第27章(第4/5页)

罗帐轻垂,卢静容坐在床榻边,一看便知是刚浴过的模样,头上没有钗环,只松松挽个髻,几缕青丝垂于颈侧。外罩一件半透明的杏子黄绫罗大袖衫,料子轻透,隐约能见里头胭脂红的抹胸。
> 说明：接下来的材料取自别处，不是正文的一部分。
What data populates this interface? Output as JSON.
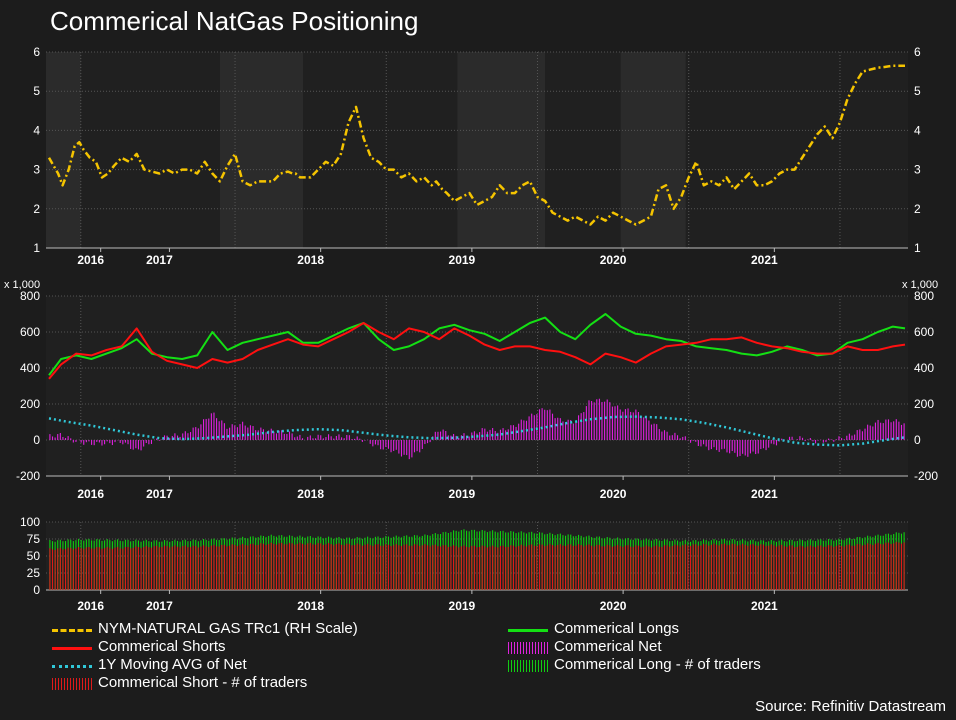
{
  "title": "Commerical NatGas Positioning",
  "source": "Source: Refinitiv Datastream",
  "colors": {
    "background": "#1c1c1c",
    "plot_background": "#202020",
    "shade": "#2b2b2b",
    "grid": "#555555",
    "price": "#f5c400",
    "longs": "#14e014",
    "shorts": "#ff1010",
    "net": "#e020e0",
    "net_ma": "#30c8d8",
    "long_traders": "#10d010",
    "short_traders": "#dd1a1a"
  },
  "legend": [
    {
      "key": "price",
      "label": "NYM-NATURAL GAS TRc1 (RH Scale)",
      "style": "dashdot"
    },
    {
      "key": "shorts",
      "label": "Commerical Shorts",
      "style": "line"
    },
    {
      "key": "net_ma",
      "label": "1Y Moving AVG of Net",
      "style": "dotted"
    },
    {
      "key": "short_traders",
      "label": "Commerical Short - # of traders",
      "style": "bars"
    },
    {
      "key": "longs",
      "label": "Commerical Longs",
      "style": "line"
    },
    {
      "key": "net",
      "label": "Commerical Net",
      "style": "bars"
    },
    {
      "key": "long_traders",
      "label": "Commerical Long - # of traders",
      "style": "bars"
    }
  ],
  "chart_data": [
    {
      "type": "line",
      "panel": "price",
      "x_range": [
        2015.75,
        2021.45
      ],
      "year_ticks": [
        "2016",
        "2017",
        "2018",
        "2019",
        "2020",
        "2021"
      ],
      "year_tick_x": [
        2015.9,
        2016.5,
        2017.5,
        2018.5,
        2019.5,
        2020.5
      ],
      "ylim": [
        1,
        6
      ],
      "yticks": [
        "1",
        "2",
        "3",
        "4",
        "5",
        "6"
      ],
      "grid": true,
      "series": [
        {
          "name": "NYM-NATURAL GAS TRc1 (RH Scale)",
          "x": [
            2015.77,
            2015.8,
            2015.83,
            2015.86,
            2015.9,
            2015.94,
            2015.97,
            2016.0,
            2016.04,
            2016.08,
            2016.12,
            2016.16,
            2016.2,
            2016.25,
            2016.3,
            2016.35,
            2016.4,
            2016.45,
            2016.5,
            2016.55,
            2016.6,
            2016.65,
            2016.7,
            2016.75,
            2016.8,
            2016.85,
            2016.9,
            2016.95,
            2017.0,
            2017.05,
            2017.1,
            2017.15,
            2017.2,
            2017.25,
            2017.3,
            2017.35,
            2017.38,
            2017.4,
            2017.43,
            2017.46,
            2017.5,
            2017.55,
            2017.6,
            2017.65,
            2017.7,
            2017.75,
            2017.8,
            2017.85,
            2017.9,
            2017.95,
            2018.0,
            2018.05,
            2018.1,
            2018.15,
            2018.2,
            2018.25,
            2018.3,
            2018.33,
            2018.37,
            2018.4,
            2018.45,
            2018.5,
            2018.55,
            2018.6,
            2018.65,
            2018.7,
            2018.75,
            2018.8,
            2018.85,
            2018.9,
            2018.95,
            2019.0,
            2019.05,
            2019.1,
            2019.15,
            2019.2,
            2019.25,
            2019.3,
            2019.35,
            2019.4,
            2019.45,
            2019.5,
            2019.55,
            2019.6,
            2019.65,
            2019.7,
            2019.75,
            2019.8,
            2019.85,
            2019.9,
            2019.95,
            2020.0,
            2020.05,
            2020.1,
            2020.15,
            2020.2,
            2020.25,
            2020.3,
            2020.35,
            2020.4,
            2020.45,
            2020.5,
            2020.55,
            2020.6,
            2020.65,
            2020.7,
            2020.75,
            2020.8,
            2020.85,
            2020.9,
            2020.95,
            2021.0,
            2021.05,
            2021.1,
            2021.15,
            2021.2,
            2021.25,
            2021.3,
            2021.35,
            2021.4,
            2021.43
          ],
          "values": [
            3.3,
            3.1,
            2.9,
            2.6,
            3.0,
            3.6,
            3.7,
            3.5,
            3.3,
            3.2,
            2.8,
            2.9,
            3.1,
            3.3,
            3.2,
            3.4,
            3.0,
            2.95,
            2.9,
            3.0,
            2.9,
            3.0,
            3.0,
            2.9,
            3.2,
            2.9,
            2.7,
            3.1,
            3.4,
            2.7,
            2.6,
            2.7,
            2.7,
            2.7,
            2.9,
            2.95,
            2.9,
            2.9,
            2.8,
            2.8,
            2.8,
            3.0,
            3.2,
            3.1,
            3.4,
            4.2,
            4.6,
            3.8,
            3.3,
            3.2,
            3.0,
            3.0,
            2.8,
            2.9,
            2.7,
            2.8,
            2.6,
            2.7,
            2.5,
            2.4,
            2.2,
            2.3,
            2.4,
            2.1,
            2.2,
            2.3,
            2.6,
            2.4,
            2.4,
            2.6,
            2.7,
            2.3,
            2.2,
            1.9,
            1.8,
            1.7,
            1.8,
            1.7,
            1.6,
            1.8,
            1.7,
            1.9,
            1.8,
            1.7,
            1.6,
            1.7,
            1.8,
            2.5,
            2.6,
            2.0,
            2.3,
            2.8,
            3.2,
            2.6,
            2.7,
            2.6,
            2.8,
            2.5,
            2.7,
            2.9,
            2.6,
            2.6,
            2.7,
            2.9,
            3.0,
            3.0,
            3.3,
            3.6,
            3.9,
            4.1,
            3.8,
            4.2,
            4.8,
            5.2,
            5.5,
            5.55,
            5.6,
            5.62,
            5.65,
            5.65,
            5.65
          ]
        }
      ]
    },
    {
      "type": "line",
      "panel": "positions",
      "x_range": [
        2015.75,
        2021.45
      ],
      "year_ticks": [
        "2016",
        "2017",
        "2018",
        "2019",
        "2020",
        "2021"
      ],
      "year_tick_x": [
        2015.9,
        2016.5,
        2017.5,
        2018.5,
        2019.5,
        2020.5
      ],
      "ylim": [
        -200,
        800
      ],
      "yticks": [
        "-200",
        "0",
        "200",
        "400",
        "600",
        "800"
      ],
      "units_label": "x 1,000",
      "grid": true,
      "series": [
        {
          "name": "Commerical Longs",
          "x": [
            2015.77,
            2015.85,
            2015.95,
            2016.05,
            2016.15,
            2016.25,
            2016.35,
            2016.45,
            2016.55,
            2016.65,
            2016.75,
            2016.85,
            2016.95,
            2017.05,
            2017.15,
            2017.25,
            2017.35,
            2017.45,
            2017.55,
            2017.65,
            2017.75,
            2017.85,
            2017.95,
            2018.05,
            2018.15,
            2018.25,
            2018.35,
            2018.45,
            2018.55,
            2018.65,
            2018.75,
            2018.85,
            2018.95,
            2019.05,
            2019.15,
            2019.25,
            2019.35,
            2019.45,
            2019.55,
            2019.65,
            2019.75,
            2019.85,
            2019.95,
            2020.05,
            2020.15,
            2020.25,
            2020.35,
            2020.45,
            2020.55,
            2020.65,
            2020.75,
            2020.85,
            2020.95,
            2021.05,
            2021.15,
            2021.25,
            2021.35,
            2021.43
          ],
          "values": [
            360,
            450,
            470,
            450,
            480,
            510,
            560,
            480,
            460,
            450,
            470,
            600,
            500,
            540,
            560,
            580,
            600,
            540,
            540,
            580,
            620,
            650,
            560,
            500,
            520,
            560,
            620,
            640,
            610,
            590,
            550,
            600,
            650,
            680,
            600,
            560,
            640,
            700,
            630,
            590,
            580,
            560,
            550,
            520,
            510,
            500,
            480,
            470,
            490,
            520,
            500,
            470,
            480,
            540,
            560,
            600,
            630,
            620
          ]
        },
        {
          "name": "Commerical Shorts",
          "x": [
            2015.77,
            2015.85,
            2015.95,
            2016.05,
            2016.15,
            2016.25,
            2016.35,
            2016.45,
            2016.55,
            2016.65,
            2016.75,
            2016.85,
            2016.95,
            2017.05,
            2017.15,
            2017.25,
            2017.35,
            2017.45,
            2017.55,
            2017.65,
            2017.75,
            2017.85,
            2017.95,
            2018.05,
            2018.15,
            2018.25,
            2018.35,
            2018.45,
            2018.55,
            2018.65,
            2018.75,
            2018.85,
            2018.95,
            2019.05,
            2019.15,
            2019.25,
            2019.35,
            2019.45,
            2019.55,
            2019.65,
            2019.75,
            2019.85,
            2019.95,
            2020.05,
            2020.15,
            2020.25,
            2020.35,
            2020.45,
            2020.55,
            2020.65,
            2020.75,
            2020.85,
            2020.95,
            2021.05,
            2021.15,
            2021.25,
            2021.35,
            2021.43
          ],
          "values": [
            340,
            420,
            480,
            470,
            500,
            520,
            620,
            490,
            440,
            420,
            400,
            450,
            430,
            450,
            500,
            530,
            560,
            530,
            520,
            560,
            600,
            650,
            600,
            560,
            620,
            600,
            560,
            620,
            580,
            530,
            500,
            520,
            520,
            500,
            490,
            460,
            420,
            480,
            460,
            430,
            480,
            520,
            530,
            540,
            560,
            560,
            570,
            540,
            520,
            510,
            490,
            480,
            480,
            520,
            500,
            500,
            520,
            530
          ]
        },
        {
          "name": "Commerical Net",
          "type": "bar",
          "x": [
            2015.77,
            2015.85,
            2015.95,
            2016.05,
            2016.15,
            2016.25,
            2016.35,
            2016.45,
            2016.55,
            2016.65,
            2016.75,
            2016.85,
            2016.95,
            2017.05,
            2017.15,
            2017.25,
            2017.35,
            2017.45,
            2017.55,
            2017.65,
            2017.75,
            2017.85,
            2017.95,
            2018.05,
            2018.15,
            2018.25,
            2018.35,
            2018.45,
            2018.55,
            2018.65,
            2018.75,
            2018.85,
            2018.95,
            2019.05,
            2019.15,
            2019.25,
            2019.35,
            2019.45,
            2019.55,
            2019.65,
            2019.75,
            2019.85,
            2019.95,
            2020.05,
            2020.15,
            2020.25,
            2020.35,
            2020.45,
            2020.55,
            2020.65,
            2020.75,
            2020.85,
            2020.95,
            2021.05,
            2021.15,
            2021.25,
            2021.35,
            2021.43
          ],
          "values": [
            20,
            30,
            -10,
            -20,
            -20,
            -10,
            -60,
            -10,
            20,
            30,
            70,
            150,
            70,
            90,
            60,
            50,
            40,
            10,
            20,
            20,
            20,
            0,
            -40,
            -60,
            -100,
            -40,
            60,
            20,
            30,
            60,
            50,
            80,
            130,
            180,
            110,
            100,
            220,
            220,
            170,
            160,
            100,
            40,
            20,
            -20,
            -50,
            -60,
            -90,
            -70,
            -30,
            10,
            10,
            -10,
            0,
            20,
            60,
            100,
            110,
            90
          ]
        },
        {
          "name": "1Y Moving AVG of Net",
          "x": [
            2015.77,
            2015.9,
            2016.05,
            2016.2,
            2016.35,
            2016.5,
            2016.65,
            2016.8,
            2016.95,
            2017.1,
            2017.25,
            2017.4,
            2017.55,
            2017.7,
            2017.85,
            2018.0,
            2018.15,
            2018.3,
            2018.45,
            2018.6,
            2018.75,
            2018.9,
            2019.05,
            2019.2,
            2019.35,
            2019.5,
            2019.65,
            2019.8,
            2019.95,
            2020.1,
            2020.25,
            2020.4,
            2020.55,
            2020.7,
            2020.85,
            2021.0,
            2021.15,
            2021.3,
            2021.43
          ],
          "values": [
            120,
            100,
            80,
            55,
            30,
            10,
            5,
            10,
            20,
            30,
            45,
            55,
            60,
            55,
            40,
            25,
            15,
            10,
            12,
            20,
            30,
            50,
            70,
            95,
            115,
            128,
            130,
            125,
            115,
            95,
            70,
            40,
            10,
            -15,
            -25,
            -30,
            -20,
            0,
            15
          ]
        }
      ]
    },
    {
      "type": "bar",
      "panel": "traders",
      "x_range": [
        2015.75,
        2021.45
      ],
      "year_ticks": [
        "2016",
        "2017",
        "2018",
        "2019",
        "2020",
        "2021"
      ],
      "year_tick_x": [
        2015.9,
        2016.5,
        2017.5,
        2018.5,
        2019.5,
        2020.5
      ],
      "ylim": [
        0,
        100
      ],
      "yticks": [
        "0",
        "25",
        "50",
        "75",
        "100"
      ],
      "grid": true,
      "series": [
        {
          "name": "Commerical Long - # of traders",
          "x": [
            2015.77,
            2016.0,
            2016.25,
            2016.5,
            2016.75,
            2017.0,
            2017.25,
            2017.5,
            2017.75,
            2018.0,
            2018.25,
            2018.5,
            2018.75,
            2019.0,
            2019.25,
            2019.5,
            2019.75,
            2020.0,
            2020.25,
            2020.5,
            2020.75,
            2021.0,
            2021.25,
            2021.43
          ],
          "values": [
            72,
            74,
            73,
            72,
            73,
            76,
            80,
            78,
            76,
            78,
            80,
            88,
            86,
            84,
            80,
            76,
            74,
            72,
            74,
            72,
            73,
            74,
            80,
            85
          ]
        },
        {
          "name": "Commerical Short - # of traders",
          "x": [
            2015.77,
            2016.0,
            2016.25,
            2016.5,
            2016.75,
            2017.0,
            2017.25,
            2017.5,
            2017.75,
            2018.0,
            2018.25,
            2018.5,
            2018.75,
            2019.0,
            2019.25,
            2019.5,
            2019.75,
            2020.0,
            2020.25,
            2020.5,
            2020.75,
            2021.0,
            2021.25,
            2021.43
          ],
          "values": [
            60,
            62,
            62,
            64,
            64,
            66,
            68,
            68,
            67,
            66,
            66,
            64,
            64,
            66,
            66,
            65,
            64,
            66,
            67,
            66,
            64,
            65,
            68,
            70
          ]
        }
      ]
    }
  ]
}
卢静容低头翻着一本词集,听见动静抬起头来,唤了一声“郎君”。

崔昂扫了一眼卢静容,目光并未停留,也未走近,只立在屏风前,隔着一段不远不近的距离。

声音微凉。

“不是有急事找我?”

卢静容望了他片刻,放下词集,起身走近,伸手欲替他解衣。

崔昂侧身避开,卢静容的手滞在半空,攥了攥,仰脸看他,只见他神色淡得像一尊冷玉雕成的人像,俊美却无丝毫温度。卢静容眼中掠过一丝难堪的刺痛。

卢静容:“郎君,我可是哪里惹你厌烦?”

“这不是你之所想?”

崔昂注视她片刻,又道,“去外间说。”

一刻后。

卢静容已穿戴整齐,丫鬟们进来添了灯、奉上茶,便都退了出去。

崔昂坐在梨花木椅上,与卢静容之间隔着一张茶几。

他肘抵扶手,侧过脸,目光直直看向她,开门见山:“你与吴延清之事,我已知晓。”

此话如惊雷炸耳,卢静容惊愕地睁大双眸,脸色煞白,还未回过神来,便听崔昂接着说:“我予你两条路选。”

“一,我予你一纸放妻书,自此婚嫁自由。”

“二,维持现状,你我做名分夫妻,只你必须与吴延清彻底了断,不得再有私相往来。”

卢静容脑中嗡嗡乱响。

崔昂是何时知道的?

为何他能如此平静地说出这样的话?

见她神色惶乱的模样,崔昂淡淡道:“我给你时间考虑,三日后,我再来听你答复。”

崔昂离开后,卢静容浑身一软,几乎站不住,直到有人快步上前扶住她:“少夫人,少夫人!”

芸香看了眼外面:“少夫人……怎么了?”

卢静容只是摇头。

卢静容一夜未眠,翌日起来容颜憔悴,眉眼间满是倦怠。这样子若被大夫人瞧见,必又要多心,便托病不去请安,至于大夫人会如何想,眼下她也顾不上了。

晨间,卢静容坐在镜前发呆。

原来崔昂早知她与表哥私会,却一直隐而不发,维持着表面和睦。

偏在她流露想与他修好之意时,毫不留情地揭穿了她。

让她如此难堪。

那么,她该选择哪条路。

和离吗?

崔、卢两家若谈和离,势必追问缘由。这样回去,家中上下会如何看她?外人又会传出怎样的闲话?

归家之后,父母难免颜面无光,若再嫁,只怕……

可若选后者,留在此地,便意味着要与这样冷情的人度过余生。而昨日崔昂的态度已明,往后恐怕再不会碰她。

这样的日子,又有何意趣?

卢静容陷入深深的迷茫。

三日后,崔昂再来见她。

“问你之事,可有决断?”

卢静容点了头,有些艰难地说:“往后,你我只做名义夫妻,人前维持体面,人后……各不相扰。”

话说完,心头却似堵着什么,咽不下也吐不出。

其实崔昂给出的选择,于她已是最好。

若和离归家,会面对父母兄弟怎样的目光?女子终究不可能在娘家久留,再嫁亦只能往低处去。如今在崔府,除了不得夫君爱重,其余起居用度,已是极好。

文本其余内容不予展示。